Lower leg AP and lateral radiographs may reveal a subtle oblique lucency through the distal tibia terminating medially ( Fig. 170.20 ). Because children have robust periosteum, any displacement can be minimal, making identification on radiograph difficult, and the fracture is often not initially visible. If suspicion for a toddler fracture is high, immobilization and reevaluation 2 weeks later will show callus formation on repeat radiographs from new periosteal growth. If available, ultrasound can be considered as an imaging modality to evaluate for fracture. Traditionally, immobilization involved a posterior long leg cast for 3 to 4 weeks, but recent studies have shown no differences in the clinical outcomes between various immobilization methods: casting, splinting, or a cast boot. Casts should not extend above the knee on young toddlers, who are at risk for cast migration. Children are allowed to bear weight as tolerated after immobilization.

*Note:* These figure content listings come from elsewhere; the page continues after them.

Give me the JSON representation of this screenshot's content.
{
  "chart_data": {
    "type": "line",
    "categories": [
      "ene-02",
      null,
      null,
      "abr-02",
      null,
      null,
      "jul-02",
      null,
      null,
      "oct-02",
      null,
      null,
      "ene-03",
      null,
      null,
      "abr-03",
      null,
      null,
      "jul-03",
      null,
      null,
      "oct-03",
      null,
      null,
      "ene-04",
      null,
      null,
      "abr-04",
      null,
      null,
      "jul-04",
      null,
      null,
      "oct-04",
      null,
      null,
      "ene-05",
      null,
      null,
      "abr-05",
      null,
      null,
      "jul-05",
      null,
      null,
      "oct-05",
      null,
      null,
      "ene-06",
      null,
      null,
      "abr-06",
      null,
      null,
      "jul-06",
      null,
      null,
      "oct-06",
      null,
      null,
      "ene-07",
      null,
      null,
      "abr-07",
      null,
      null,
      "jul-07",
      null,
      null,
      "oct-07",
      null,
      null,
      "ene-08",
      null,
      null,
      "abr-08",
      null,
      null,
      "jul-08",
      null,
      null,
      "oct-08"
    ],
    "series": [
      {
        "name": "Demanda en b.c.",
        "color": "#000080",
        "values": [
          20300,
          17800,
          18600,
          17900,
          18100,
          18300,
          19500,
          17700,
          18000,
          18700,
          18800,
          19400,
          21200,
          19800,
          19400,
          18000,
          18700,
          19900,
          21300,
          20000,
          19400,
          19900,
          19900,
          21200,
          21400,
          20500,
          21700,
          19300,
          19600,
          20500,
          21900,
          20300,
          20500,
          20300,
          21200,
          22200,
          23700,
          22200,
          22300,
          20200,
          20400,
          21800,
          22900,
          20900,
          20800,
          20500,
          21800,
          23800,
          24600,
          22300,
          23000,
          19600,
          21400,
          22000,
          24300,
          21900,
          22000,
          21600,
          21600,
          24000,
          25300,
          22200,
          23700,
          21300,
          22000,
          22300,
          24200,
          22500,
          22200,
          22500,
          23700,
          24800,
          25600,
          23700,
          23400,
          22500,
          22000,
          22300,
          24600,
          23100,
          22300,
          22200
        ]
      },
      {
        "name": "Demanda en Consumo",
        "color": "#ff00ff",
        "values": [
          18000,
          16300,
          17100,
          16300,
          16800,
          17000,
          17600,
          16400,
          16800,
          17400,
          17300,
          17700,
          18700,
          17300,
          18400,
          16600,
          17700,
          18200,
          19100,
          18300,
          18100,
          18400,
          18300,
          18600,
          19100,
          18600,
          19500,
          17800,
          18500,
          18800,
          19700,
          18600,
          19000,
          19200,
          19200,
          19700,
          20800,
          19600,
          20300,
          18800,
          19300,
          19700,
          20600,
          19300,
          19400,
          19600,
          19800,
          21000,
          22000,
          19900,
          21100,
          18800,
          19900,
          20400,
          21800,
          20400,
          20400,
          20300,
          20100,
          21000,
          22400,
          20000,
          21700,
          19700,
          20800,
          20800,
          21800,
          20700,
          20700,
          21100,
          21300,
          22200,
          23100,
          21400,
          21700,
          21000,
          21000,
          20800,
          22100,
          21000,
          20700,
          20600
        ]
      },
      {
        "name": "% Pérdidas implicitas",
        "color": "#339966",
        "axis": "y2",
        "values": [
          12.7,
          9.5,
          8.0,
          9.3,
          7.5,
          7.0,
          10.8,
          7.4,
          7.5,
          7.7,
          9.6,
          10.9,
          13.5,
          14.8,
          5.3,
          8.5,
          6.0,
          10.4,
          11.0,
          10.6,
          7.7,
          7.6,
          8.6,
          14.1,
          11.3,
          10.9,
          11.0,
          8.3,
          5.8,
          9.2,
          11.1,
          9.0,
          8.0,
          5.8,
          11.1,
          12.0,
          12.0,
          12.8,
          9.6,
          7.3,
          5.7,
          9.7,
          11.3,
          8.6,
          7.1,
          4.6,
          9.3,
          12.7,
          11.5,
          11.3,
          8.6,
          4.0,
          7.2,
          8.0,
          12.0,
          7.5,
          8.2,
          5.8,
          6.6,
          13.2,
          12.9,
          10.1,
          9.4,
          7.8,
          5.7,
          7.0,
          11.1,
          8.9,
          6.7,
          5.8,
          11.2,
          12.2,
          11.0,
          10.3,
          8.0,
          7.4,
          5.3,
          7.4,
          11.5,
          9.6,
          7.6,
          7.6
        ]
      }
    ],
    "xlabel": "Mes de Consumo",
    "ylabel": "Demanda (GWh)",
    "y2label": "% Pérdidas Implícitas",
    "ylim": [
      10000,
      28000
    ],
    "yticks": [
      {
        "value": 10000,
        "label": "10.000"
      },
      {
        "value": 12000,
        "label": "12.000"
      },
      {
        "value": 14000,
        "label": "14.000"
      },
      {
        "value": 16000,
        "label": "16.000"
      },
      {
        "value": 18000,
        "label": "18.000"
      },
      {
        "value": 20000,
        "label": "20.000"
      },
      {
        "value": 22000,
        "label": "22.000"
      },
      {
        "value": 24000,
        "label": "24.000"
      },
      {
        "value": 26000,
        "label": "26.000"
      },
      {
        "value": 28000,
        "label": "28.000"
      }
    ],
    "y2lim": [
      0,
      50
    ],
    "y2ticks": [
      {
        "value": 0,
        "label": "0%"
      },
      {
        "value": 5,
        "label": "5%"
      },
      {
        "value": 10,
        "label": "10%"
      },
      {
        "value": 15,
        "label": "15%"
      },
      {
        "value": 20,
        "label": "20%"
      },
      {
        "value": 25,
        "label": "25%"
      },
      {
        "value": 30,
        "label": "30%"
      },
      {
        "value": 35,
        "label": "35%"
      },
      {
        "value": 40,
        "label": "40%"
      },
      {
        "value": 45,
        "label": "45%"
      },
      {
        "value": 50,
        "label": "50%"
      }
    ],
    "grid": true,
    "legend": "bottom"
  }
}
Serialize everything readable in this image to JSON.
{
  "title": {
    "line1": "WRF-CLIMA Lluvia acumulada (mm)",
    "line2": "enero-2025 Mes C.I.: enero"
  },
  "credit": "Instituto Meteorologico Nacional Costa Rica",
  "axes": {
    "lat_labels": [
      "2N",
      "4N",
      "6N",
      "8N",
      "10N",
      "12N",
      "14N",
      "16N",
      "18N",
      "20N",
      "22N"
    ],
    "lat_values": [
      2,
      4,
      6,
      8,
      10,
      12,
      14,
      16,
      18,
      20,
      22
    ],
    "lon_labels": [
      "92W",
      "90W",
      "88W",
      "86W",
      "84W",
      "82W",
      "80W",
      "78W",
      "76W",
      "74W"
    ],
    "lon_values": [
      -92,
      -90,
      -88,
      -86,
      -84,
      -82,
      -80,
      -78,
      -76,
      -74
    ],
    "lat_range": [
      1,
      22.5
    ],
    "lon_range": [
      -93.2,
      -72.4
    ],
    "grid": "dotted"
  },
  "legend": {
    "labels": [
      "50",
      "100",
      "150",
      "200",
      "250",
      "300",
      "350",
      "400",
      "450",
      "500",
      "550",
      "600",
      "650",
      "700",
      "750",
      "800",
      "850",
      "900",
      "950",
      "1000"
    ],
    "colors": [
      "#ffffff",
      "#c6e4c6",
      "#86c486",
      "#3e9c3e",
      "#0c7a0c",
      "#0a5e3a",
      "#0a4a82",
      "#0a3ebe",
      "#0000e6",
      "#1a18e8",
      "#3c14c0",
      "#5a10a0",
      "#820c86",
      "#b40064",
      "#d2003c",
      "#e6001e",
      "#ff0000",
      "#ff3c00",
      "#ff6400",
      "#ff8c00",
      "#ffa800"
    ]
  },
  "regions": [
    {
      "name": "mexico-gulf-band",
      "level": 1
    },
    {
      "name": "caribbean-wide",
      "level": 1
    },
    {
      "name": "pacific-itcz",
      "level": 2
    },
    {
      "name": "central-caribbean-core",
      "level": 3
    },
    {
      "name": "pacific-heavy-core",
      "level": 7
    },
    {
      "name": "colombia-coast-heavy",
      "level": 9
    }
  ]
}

The National Child Abuse and Neglect Data System reported more than 680,000 children were victims of maltreatment and 1670 children died of abuse and neglect in 2015. Of all these childhood fatalities 43.9% were victims of physical abuse exclusively or in combination with another maltreatment type and 74.8% of these children were less than 3 years of age. Diagnosis of physical abuse can be elusive and missed identification can lead to additional injuries. An estimated 25% of children diagnosed with nonaccidental trauma (NAT) have a sentinel injury before their abuse diagnosis. These data underscore the necessity for a thorough evaluation when there is a concerning history or physical findings for NAT. See Chapter 172 for a complete discussion on the evaluation of NAT.